Although 1 in 6 persons in the United States has an intellectual or developmental disability (IDD), as a population they are an under-served community. Research shows that people with IDD have a hard time finding competent medical providers, have a higher rate of chronic conditions such as cardiovascular disease, and are less likely to receive routine health screenings.

In September LEND faculty presented at the Kansas Public Health Association Meeting on advocacy and health initiatives at both the national and state level. LEND faculty reviewed the HEADs Up Act of 2018 (Healthcare Extension and Accessibility for Developmentally Disabled and Under-served Populations). Faculty then reviewed the Association of University Centers on Disabilities. Keep The HEAT on (Health is for Everyone Action Team) which builds on successful adoption of the American Medical Association's (AMA) resolution to include education about the unique needs of people with IDD at undergraduate, graduate, and continuing medical education for physicians.
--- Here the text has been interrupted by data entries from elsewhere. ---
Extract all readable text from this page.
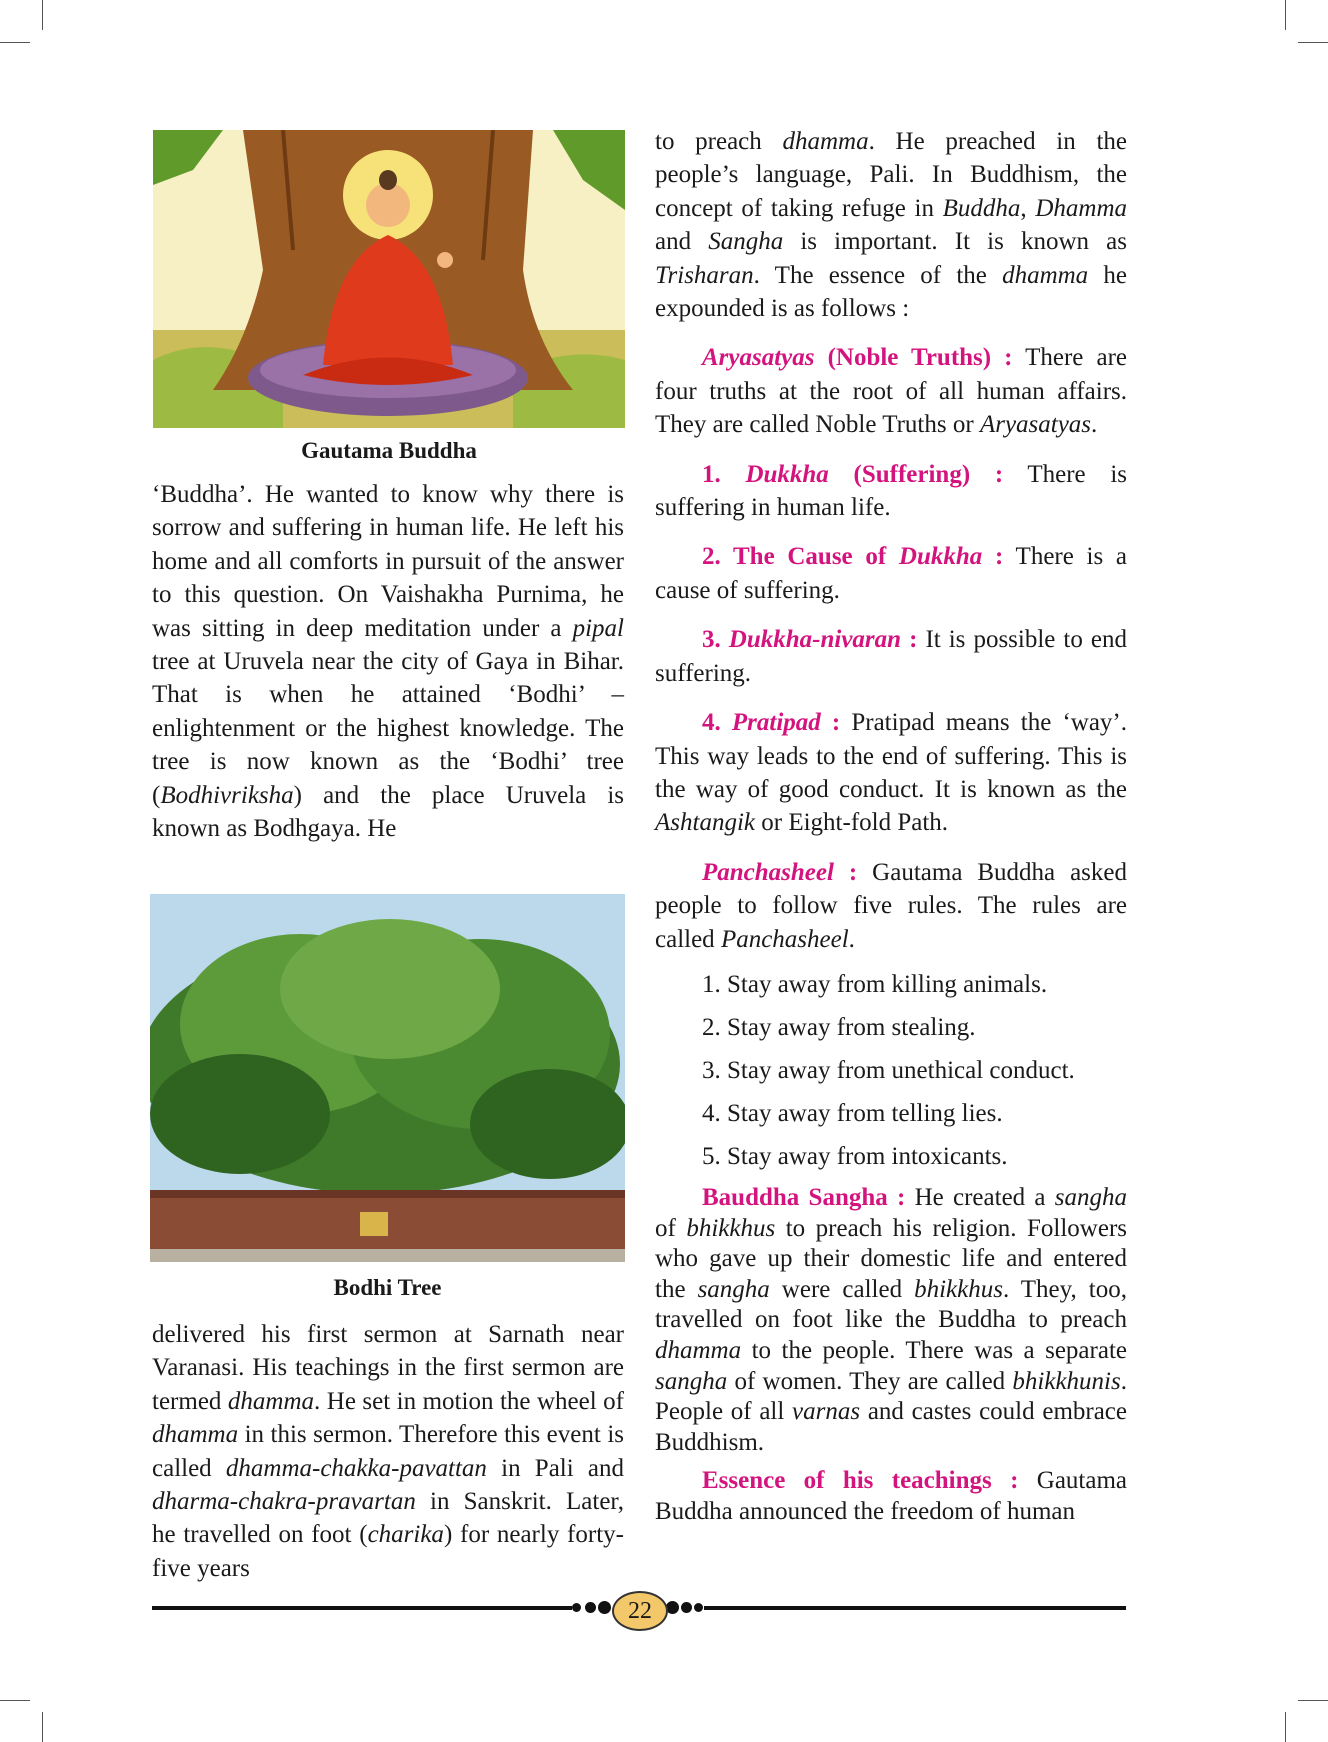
Gautama Buddha

‘Buddha’. He wanted to know why there is sorrow and suffering in human life. He left his home and all comforts in pursuit of the answer to this question. On Vaishakha Purnima, he was sitting in deep meditation under a pipal tree at Uruvela near the city of Gaya in Bihar. That is when he attained ‘Bodhi’ – enlightenment or the highest knowledge. The tree is now known as the ‘Bodhi’ tree (Bodhivriksha) and the place Uruvela is known as Bodhgaya. He

Bodhi Tree

delivered his first sermon at Sarnath near Varanasi. His teachings in the first sermon are termed dhamma. He set in motion the wheel of dhamma in this sermon. Therefore this event is called dhamma-chakka-pavattan in Pali and dharma-chakra-pravartan in Sanskrit. Later, he travelled on foot (charika) for nearly forty-five years

to preach dhamma. He preached in the people’s language, Pali. In Buddhism, the concept of taking refuge in Buddha, Dhamma and Sangha is important. It is known as Trisharan. The essence of the dhamma he expounded is as follows :

Aryasatyas (Noble Truths) : There are four truths at the root of all human affairs. They are called Noble Truths or Aryasatyas.

1. Dukkha (Suffering) : There is suffering in human life.

2. The Cause of Dukkha : There is a cause of suffering.

3. Dukkha-nivaran : It is possible to end suffering.

4. Pratipad : Pratipad means the ‘way’. This way leads to the end of suffering. This is the way of good conduct. It is known as the Ashtangik or Eight-fold Path.

Panchasheel : Gautama Buddha asked people to follow five rules. The rules are called Panchasheel.

1. Stay away from killing animals.
2. Stay away from stealing.
3. Stay away from unethical conduct.
4. Stay away from telling lies.
5. Stay away from intoxicants.

Bauddha Sangha : He created a sangha of bhikkhus to preach his religion. Followers who gave up their domestic life and entered the sangha were called bhikkhus. They, too, travelled on foot like the Buddha to preach dhamma to the people. There was a separate sangha of women. They are called bhikkhunis. People of all varnas and castes could embrace Buddhism.

Essence of his teachings : Gautama Buddha announced the freedom of human

22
Finally, LEND faculty introduced the toolkit for public health professionals from AUCD's National Center on Disability in Public Health. In October, Emily Worley, 1st year medical student and LEND Medium Term Trainee presented the results of an online, cross-sectional questionnaire designed to examine the efficacy of the University of Kansas' health care education programs on preparing future physicians to care for those with developmental disabilities. The questionnaire was modeled after the 6 core competencies developed by the Alliance for Disabilities in Health Care Education concerning basic skills that should be obtained before completion of a graduate level health care program. Ms. Worley found that medical students do not feel that they are meeting competency requirements during their medical training. Ms. Worley is working on a video with the Kansas Self-Advocate Coalition that has persons with developmental disability talk about their experiences with the health care system and we anticipate using this with a wide variety of trainees in health care professions.